Darn it, I feel like this is a 5 star book that I robbed myself of. Oh well, maybe I‘ll get it on audio next year and experience it again.
This was a sweet and poignant book, mainly because my dad died way too young, like Alice (and the author). I understood Alice‘s impulse to remake her dad‘s habits and possibly keep him around for a few more years. Straub‘s writing also floats around all many universal truths. Rather than repeatedly walloping us, she inches various options forward and lets Alice lead the way.
Full review https://www.TheBibliophage.com #thebibliophage2022
I absolutely loved this novel about loss and love and aging and life. Alice, who is about to turn 40, accidentally time travels back to her 16th birthday and is taken aback by how young her (now dying) father is, how many choices still are ahead of her, the closeness with her best friend who now lives in the suburbs with a family.

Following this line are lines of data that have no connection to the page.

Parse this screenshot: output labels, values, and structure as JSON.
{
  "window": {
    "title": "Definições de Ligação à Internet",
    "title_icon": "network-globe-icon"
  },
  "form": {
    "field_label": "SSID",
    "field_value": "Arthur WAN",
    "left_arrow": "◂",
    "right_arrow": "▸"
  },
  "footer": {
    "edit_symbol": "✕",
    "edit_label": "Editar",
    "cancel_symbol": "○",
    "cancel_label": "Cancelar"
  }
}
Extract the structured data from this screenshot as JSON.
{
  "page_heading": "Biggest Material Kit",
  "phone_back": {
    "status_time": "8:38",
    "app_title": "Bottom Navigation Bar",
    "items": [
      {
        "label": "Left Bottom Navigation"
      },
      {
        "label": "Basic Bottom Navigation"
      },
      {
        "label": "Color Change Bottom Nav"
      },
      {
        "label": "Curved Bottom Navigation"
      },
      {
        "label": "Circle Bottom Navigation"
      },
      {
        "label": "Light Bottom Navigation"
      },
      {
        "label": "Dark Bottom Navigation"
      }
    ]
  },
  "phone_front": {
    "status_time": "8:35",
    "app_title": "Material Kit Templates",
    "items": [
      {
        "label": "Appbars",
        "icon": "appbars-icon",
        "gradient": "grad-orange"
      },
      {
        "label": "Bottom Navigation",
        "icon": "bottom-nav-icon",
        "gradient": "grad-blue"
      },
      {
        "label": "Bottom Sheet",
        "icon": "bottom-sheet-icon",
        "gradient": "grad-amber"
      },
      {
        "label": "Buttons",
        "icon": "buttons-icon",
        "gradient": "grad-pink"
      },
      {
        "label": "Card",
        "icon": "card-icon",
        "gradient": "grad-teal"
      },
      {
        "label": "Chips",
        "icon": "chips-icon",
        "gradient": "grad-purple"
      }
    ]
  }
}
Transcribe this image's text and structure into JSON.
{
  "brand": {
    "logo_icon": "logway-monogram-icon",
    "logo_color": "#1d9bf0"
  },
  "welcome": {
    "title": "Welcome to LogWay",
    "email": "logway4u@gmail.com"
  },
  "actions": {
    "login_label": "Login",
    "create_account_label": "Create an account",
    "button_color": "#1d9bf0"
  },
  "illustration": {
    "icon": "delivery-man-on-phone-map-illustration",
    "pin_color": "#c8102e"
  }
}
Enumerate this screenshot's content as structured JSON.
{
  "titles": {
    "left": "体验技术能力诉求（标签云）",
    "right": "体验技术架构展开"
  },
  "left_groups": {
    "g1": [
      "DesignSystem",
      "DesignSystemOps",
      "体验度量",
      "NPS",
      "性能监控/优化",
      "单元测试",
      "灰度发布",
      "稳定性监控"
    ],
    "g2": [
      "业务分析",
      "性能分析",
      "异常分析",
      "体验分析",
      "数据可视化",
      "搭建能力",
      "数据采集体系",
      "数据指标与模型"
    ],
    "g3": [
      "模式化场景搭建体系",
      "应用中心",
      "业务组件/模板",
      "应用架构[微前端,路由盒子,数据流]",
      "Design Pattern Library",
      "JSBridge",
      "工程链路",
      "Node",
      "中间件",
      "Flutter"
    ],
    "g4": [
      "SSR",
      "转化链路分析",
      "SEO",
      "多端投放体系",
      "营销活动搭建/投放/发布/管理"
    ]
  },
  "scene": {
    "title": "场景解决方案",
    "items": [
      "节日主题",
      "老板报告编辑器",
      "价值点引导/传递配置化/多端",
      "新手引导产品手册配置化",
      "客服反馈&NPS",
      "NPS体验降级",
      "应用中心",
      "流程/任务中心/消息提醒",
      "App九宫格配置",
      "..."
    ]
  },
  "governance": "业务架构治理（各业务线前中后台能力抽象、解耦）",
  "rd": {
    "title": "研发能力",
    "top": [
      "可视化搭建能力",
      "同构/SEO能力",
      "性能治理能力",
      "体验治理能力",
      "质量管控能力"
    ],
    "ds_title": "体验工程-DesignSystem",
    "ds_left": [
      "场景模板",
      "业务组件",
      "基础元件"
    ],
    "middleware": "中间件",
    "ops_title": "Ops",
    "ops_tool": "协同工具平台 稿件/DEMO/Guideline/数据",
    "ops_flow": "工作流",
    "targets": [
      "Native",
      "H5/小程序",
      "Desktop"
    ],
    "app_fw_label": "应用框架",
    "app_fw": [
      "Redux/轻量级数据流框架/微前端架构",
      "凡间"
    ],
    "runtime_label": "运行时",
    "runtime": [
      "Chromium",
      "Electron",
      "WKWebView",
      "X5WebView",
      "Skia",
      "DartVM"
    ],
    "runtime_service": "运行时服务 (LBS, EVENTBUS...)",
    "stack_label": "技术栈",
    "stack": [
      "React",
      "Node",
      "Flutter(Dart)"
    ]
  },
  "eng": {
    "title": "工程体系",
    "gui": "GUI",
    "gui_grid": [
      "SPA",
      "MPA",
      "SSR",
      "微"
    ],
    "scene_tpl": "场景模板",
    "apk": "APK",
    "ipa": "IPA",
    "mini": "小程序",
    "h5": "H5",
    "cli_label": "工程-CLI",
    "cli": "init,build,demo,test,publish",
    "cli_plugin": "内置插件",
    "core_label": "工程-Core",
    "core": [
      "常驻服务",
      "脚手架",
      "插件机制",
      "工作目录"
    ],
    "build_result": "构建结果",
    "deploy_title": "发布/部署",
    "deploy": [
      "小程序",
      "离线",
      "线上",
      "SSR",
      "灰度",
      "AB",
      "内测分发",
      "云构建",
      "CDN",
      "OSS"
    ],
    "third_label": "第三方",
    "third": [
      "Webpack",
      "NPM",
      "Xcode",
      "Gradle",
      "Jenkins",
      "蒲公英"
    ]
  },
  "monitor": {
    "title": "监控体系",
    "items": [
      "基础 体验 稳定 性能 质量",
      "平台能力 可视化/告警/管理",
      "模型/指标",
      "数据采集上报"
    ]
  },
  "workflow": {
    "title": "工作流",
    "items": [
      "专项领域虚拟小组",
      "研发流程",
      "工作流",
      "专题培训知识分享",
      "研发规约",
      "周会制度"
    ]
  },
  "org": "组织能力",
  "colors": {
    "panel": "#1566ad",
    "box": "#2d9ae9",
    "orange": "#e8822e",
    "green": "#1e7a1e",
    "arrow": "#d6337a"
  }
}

She must figure out if she can change her present - or if she even wants to.
I enjoyed this, and felt that the time travel elements offered something new (even if it‘s a common trope). This is obviously a love letter to the author‘s father, and I found the father-daughter relationship in the novel to be very sweet. My favorite parts were the NYC setting and the nostalgia I have for my 90s teenage years. I don‘t want to relive them though. 😂 Ultimately, I didn‘t get the emotional punch I wanted or expected from this. 3⭐️
My lofty goals for #novelnovember! I am hoping with a five day holiday, I can get some good reading time in!
Thank you @Deblovestoread for the perfect #AllHallowsRead swap package. I just know I will love both of these books and the candy will be gone in no time 🧡
I read a lot of time-travel fiction, and this is definitely one of the better ones. This is the book that I wanted The Midnight Library to be. That one left me feeling underwhelmed, but this one was much more worthwhile.
Just starting this one, but so far, I‘m really liking it!